ITC Sangeet Research Academy
- Abbreviation: ITCSRA
- Formation: 1977
- Purpose: Hindustani classical music education, research and archives
- Location: 1, Netaji Subash Chandra Bose Road, Tollygunge, Kolkata - 700 040;
- Website: Official site

= ITC Sangeet Research Academy =

Hindustani classical music academy

ITC Sangeet Research Academy is a Hindustani classical music academy run by the corporate house, ITC Ltd. It is located in Kolkata, India.
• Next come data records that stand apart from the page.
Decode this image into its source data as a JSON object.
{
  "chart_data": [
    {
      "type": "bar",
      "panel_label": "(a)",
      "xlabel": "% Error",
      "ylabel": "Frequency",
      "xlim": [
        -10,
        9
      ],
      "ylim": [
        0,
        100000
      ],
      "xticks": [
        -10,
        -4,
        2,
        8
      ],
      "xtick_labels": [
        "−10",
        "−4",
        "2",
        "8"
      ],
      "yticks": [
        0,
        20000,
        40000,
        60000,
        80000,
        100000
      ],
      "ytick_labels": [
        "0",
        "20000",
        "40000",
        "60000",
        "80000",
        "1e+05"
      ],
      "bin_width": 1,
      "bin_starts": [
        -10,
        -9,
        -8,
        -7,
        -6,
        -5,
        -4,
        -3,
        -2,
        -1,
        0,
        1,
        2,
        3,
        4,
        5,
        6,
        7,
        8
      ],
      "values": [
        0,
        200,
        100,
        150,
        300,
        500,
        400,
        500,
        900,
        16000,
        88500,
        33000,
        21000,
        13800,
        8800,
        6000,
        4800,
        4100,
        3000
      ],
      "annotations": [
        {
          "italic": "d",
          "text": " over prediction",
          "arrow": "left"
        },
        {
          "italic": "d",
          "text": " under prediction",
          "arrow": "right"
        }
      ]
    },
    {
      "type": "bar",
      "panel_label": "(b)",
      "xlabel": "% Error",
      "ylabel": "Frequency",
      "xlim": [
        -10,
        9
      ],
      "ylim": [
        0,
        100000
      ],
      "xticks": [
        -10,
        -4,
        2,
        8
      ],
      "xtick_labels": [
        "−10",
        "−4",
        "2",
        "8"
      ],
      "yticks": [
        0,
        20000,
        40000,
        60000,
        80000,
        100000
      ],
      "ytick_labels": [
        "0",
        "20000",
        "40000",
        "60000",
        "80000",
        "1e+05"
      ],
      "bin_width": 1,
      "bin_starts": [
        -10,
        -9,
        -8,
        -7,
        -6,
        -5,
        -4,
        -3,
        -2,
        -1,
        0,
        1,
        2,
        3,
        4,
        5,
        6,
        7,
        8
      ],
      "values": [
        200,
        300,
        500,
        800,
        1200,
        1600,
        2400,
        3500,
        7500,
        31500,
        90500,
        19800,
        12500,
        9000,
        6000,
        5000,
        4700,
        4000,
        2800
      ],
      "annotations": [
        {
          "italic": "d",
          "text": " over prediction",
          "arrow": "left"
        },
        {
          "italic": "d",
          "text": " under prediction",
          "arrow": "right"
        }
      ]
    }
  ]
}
Noted musicians associated with the academy include Ulhas Kashalkar, Ajoy Chakrabarty, Subhra Guha, Uday Bhawalkar, Brajeswar Mukherjee, Omkar Dadarkar and Abir Hossain. Noted alumni of the academy include Rashid Khan, Ajoy Chakrabarty and Kaushiki Chakraborty.

== History ==
The association of ITC to music began with the ITC Sangeet Sammelan held in Delhi in 1971. The sammelan featuring the luminaries of Indian Classical Music created quite a stir in the capital city. Thus, ITC decided to patronize Indian Classical Music which led to the formation of the Sangeet Research Academy in 1977. The aim was to establish a modern gurukul and promote the age-old Guru-Shishya Parampara.

The maestros of Indian Classical Music who joined as the faculty members of the academy were Nisar Hussain Khan (Rampur-Sahaswan gharana), Hirabai Barodekar (Kirana gharana), Ishtiaq Hussain Khan (Rampur Gharana), Nivrittibua Sarnaik (Atrauli-Jaipur gharana), Girija Devi (Benaras gharana), Latafat Hussain Khan (Agra gharana). Instrumental training in the academy was introduced in 2002. The department was headed by Buddhadev Dasgupta who was the member of the expert committee for a long time.

The academy presently runs as a public charitable trust under the professional management of the board of trustees. The aims and objectives of the academy are creating an effective training system, rationalizing traditional data through modern research techniques and preservation of music.

==Annual festival==
ITC Sangeet Research Academy organizes a classical music festival, the ITC Sangeet Sammelan, every year. In 2025, at the 54th ITC Sangeet Sammelan 2025, held in December 2025, classical music singer Parween Sultana was conferred the prestigious ITC Sangeet Samman, its Lifetime Achievement Award. Many prominent classical musicians including Ajoy Chakrabarty, Ulhas Kashalkar, Ashwini Deshpande, Subhra Guha, Uday Bhawalkar were in attendance at this event.